In I Chronicles 29, King David encourages leaders in Israel to support his successor, Solomon, in the task of constructing the Temple, and to donate materials to the project, as David did.
I generally listen to sermons about the chapter that I am studying for my weekly quiet time. In the sermons that I heard about I Chronicles 29, there was a lot of emphasis on God loving a cheerful giver, a la I Corinthians 9:7. More than one preacher said that, if we do not want to give, then God does not want us to give, for God desires that our giving be willing. Throughout I Chronicles 29, we read that the Israelite leaders gave willingly, freely, or joyously.
I am a bit ambivalent about the pastors’ statement that we should not give if we do not want to do so. On the one hand, I am against trying to force or guilt people to do things that they do not want to do. If I absolutely do not want to go to a Christian small group, for example, then forcing myself to do so out of “obedience to God” will not help me, and it probably will not help those in the group. On the other hand, when it comes to giving, especially charitable giving, then I believe that the focus should be on the need of the recipients rather than the attitude of the giver. The attitude of the giver is still important, but that is because being a cheerful giver can lead to more giving and helping of those in need, not because it meets some legalistic requirement of what counts as legitimate giving in God’s eyes.

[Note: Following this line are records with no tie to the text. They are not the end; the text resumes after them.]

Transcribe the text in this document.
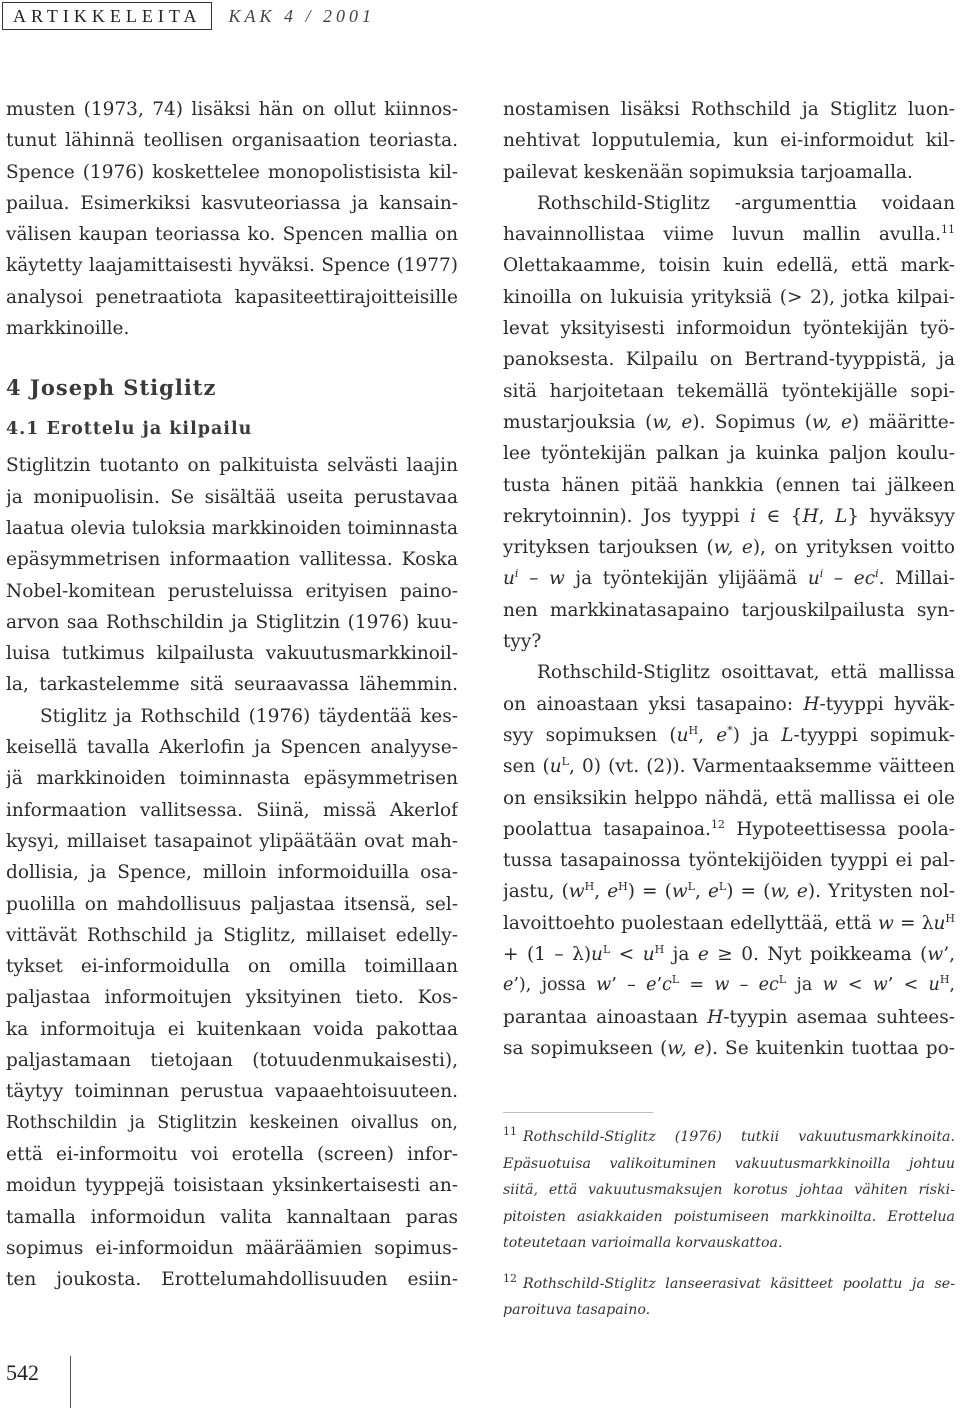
ARTIKKELEITA	KAK 4 / 2001
musten (1973, 74) lisäksi hän on ollut kiinnos-
tunut lähinnä teollisen organisaation teoriasta.
Spence (1976) koskettelee monopolistisista kil-
pailua. Esimerkiksi kasvuteoriassa ja kansain-
välisen kaupan teoriassa ko. Spencen mallia on
käytetty laajamittaisesti hyväksi. Spence (1977)
analysoi penetraatiota kapasiteettirajoitteisille
markkinoille.
4 Joseph Stiglitz
4.1 Erottelu ja kilpailu
Stiglitzin tuotanto on palkituista selvästi laajin
ja monipuolisin. Se sisältää useita perustavaa
laatua olevia tuloksia markkinoiden toiminnasta
epäsymmetrisen informaation vallitessa. Koska
Nobel-komitean perusteluissa erityisen paino-
arvon saa Rothschildin ja Stiglitzin (1976) kuu-
luisa tutkimus kilpailusta vakuutusmarkkinoil-
la, tarkastelemme sitä seuraavassa lähemmin.
Stiglitz ja Rothschild (1976) täydentää kes-
keisellä tavalla Akerlofin ja Spencen analyyse-
jä markkinoiden toiminnasta epäsymmetrisen
informaation vallitsessa. Siinä, missä Akerlof
kysyi, millaiset tasapainot ylipäätään ovat mah-
dollisia, ja Spence, milloin informoiduilla osa-
puolilla on mahdollisuus paljastaa itsensä, sel-
vittävät Rothschild ja Stiglitz, millaiset edelly-
tykset ei-informoidulla on omilla toimillaan
paljastaa informoitujen yksityinen tieto. Kos-
ka informoituja ei kuitenkaan voida pakottaa
paljastamaan tietojaan (totuudenmukaisesti),
täytyy toiminnan perustua vapaaehtoisuuteen.
Rothschildin ja Stiglitzin keskeinen oivallus on,
että ei-informoitu voi erotella (screen) infor-
moidun tyyppejä toisistaan yksinkertaisesti an-
tamalla informoidun valita kannaltaan paras
sopimus ei-informoidun määräämien sopimus-
ten joukosta. Erottelumahdollisuuden esiin-
nostamisen lisäksi Rothschild ja Stiglitz luon-
nehtivat lopputulemia, kun ei-informoidut kil-
pailevat keskenään sopimuksia tarjoamalla.
Rothschild-Stiglitz -argumenttia voidaan
havainnollistaa viime luvun mallin avulla.$^{11}$
Olettakaamme, toisin kuin edellä, että mark-
kinoilla on lukuisia yrityksiä (> 2), jotka kilpai-
levat yksityisesti informoidun työntekijän työ-
panoksesta. Kilpailu on Bertrand-tyyppistä, ja
sitä harjoitetaan tekemällä työntekijälle sopi-
mustarjouksia (w, e). Sopimus (w, e) määritte-
lee työntekijän palkan ja kuinka paljon koulu-
tusta hänen pitää hankkia (ennen tai jälkeen
rekrytoinnin). Jos tyyppi i ∈ {H, L} hyväksyy
yrityksen tarjouksen (w, e), on yrityksen voitto
$u^i$ – w ja työntekijän ylijäämä $u^i - ec^i$. Millai-
nen markkinatasapaino tarjouskilpailusta syn-
tyy?
Rothschild-Stiglitz osoittavat, että mallissa
on ainoastaan yksi tasapaino: H-tyyppi hyväk-
syy sopimuksen ($u^H$, e*) ja L-tyyppi sopimuk-
sen ($u^L$, 0) (vt. (2)). Varmentaaksemme väitteen
on ensiksikin helppo nähdä, että mallissa ei ole
poolattua tasapainoa.$^{12}$ Hypoteettisessa poola-
tussa tasapainossa työntekijöiden tyyppi ei pal-
jastu, ($w^H$, $e^H) = (w^L$, $e^L) = (w$, e). Yritysten nol-
lavoittoehto puolestaan edellyttää, että $w = \lambda u^H$
+ $(1 - \lambda)u^L < u^H$ ja e ≥ 0. Nyt poikkeama (w’,
e’), jossa w’ – $e’c^L = w - ec^L$ ja w < w’ < $u^H$,
parantaa ainoastaan H-tyypin asemaa suhtees-
sa sopimukseen (w, e). Se kuitenkin tuottaa po-
$^{11}$ Rothschild-Stiglitz (1976) tutkii vakuutusmarkkinoita.
Epäsuotuisa valikoituminen vakuutusmarkkinoilla johtuu
siitä, että vakuutusmaksujen korotus johtaa vähiten riski-
pitoisten asiakkaiden poistumiseen markkinoilta. Erottelua
toteutetaan varioimalla korvauskattoa.
$^{12}$ Rothschild-Stiglitz lanseerasivat käsitteet poolattu ja se-
paroituva tasapaino.
542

In I Chronicles 29, however, we are not dealing with charitable giving, but with giving that relates to the construction of the Temple. But is not the Temple necessary for Israel to prosper? Remember the Book of Haggai, where God criticizes the post-exilic Israelites for taking care of their own needs while neglecting their religious duty to build God a Temple? According to Haggai, that neglect resulted in economic dearth for the Israelites, as their crops were consumed by blight, mildew, and hail (to draw from the NRSV’s rendering of Haggai 2:17). Israel needed God in her midst in order to prosper. When post-exilic Israel recognized that and undertook the duty of building God a Temple, then things got better for her economically.
But I am doubtful that Israel in the time of David and Solomon really needed a Temple in order to have God’s presence in her midst and to prosper. God already dwelt in Israel’s midst through a Tabernacle, and, according to I Chronicles 17, God was satisfied with that. It was David who decided that this was not good enough for God, that it was improper for David to dwell in a great palace while God dwelt in a lowly tent. David decided to build God a Temple, and God signaled his approval of that, or, more accurately, his approval of David’s son Solomon undertaking the project.
That being said, David and the leaders of Israel were not donating willfully to building the Temple because they believed that God needed a Temple to dwell in Israel’s midst and to bless and prosper her, for God already dwelt in Israel through a Tabernacle. Rather, they were eager to donate out of a conviction that a great God deserved a great Temple. This was worship. This was something that could not be compelled. God wants for our love of him to be joyful, free, and willing.
At the same time, there was a temptation: people who try to do something for God may start to exalt themselves. “Look what I am doing for God!” That may be why David in I Chronicles 29 is exalting God at the expense of humans, saying that all came from and belongs to God, that humans are temporary, and that no one really deserves to give God anything. Moreover, while one may point to one’s piety and become proud of it, David highlights the need for God to preserve a person’s piety, so that it is not just a passing fad or whim but becomes a defining factor in one’s life. Human beings are inconstant and can be fickle, and so, rather than congratulating themselves for whatever piety or goodness they may have, they should depend on God to preserve that piety or goodness such that it becomes a defining part of their character.
I wonder also if David was also exalting God at the expense of the human as a way to convince people to give. Maybe he was telling the Israelite leaders that their time on earth is temporary, and they cannot take their wealth with them, so what better way is there for them to use their wealth than to use it to honor the great God? I suppose that one can think of other good uses they could have made of their wealth, even if they would die some day and could not take their wealth with them. They could leave it to their children, and that would be laudable. But David wants them to do something even more significant with it.
Giving is not always easy for me. I have given in the past. But it is not easy. Somewhere in my mind, there should be a sense that—-in addition to saving up my money—-I should use at least some of it for something significant, such as helping those in need, or promoting the worship of God.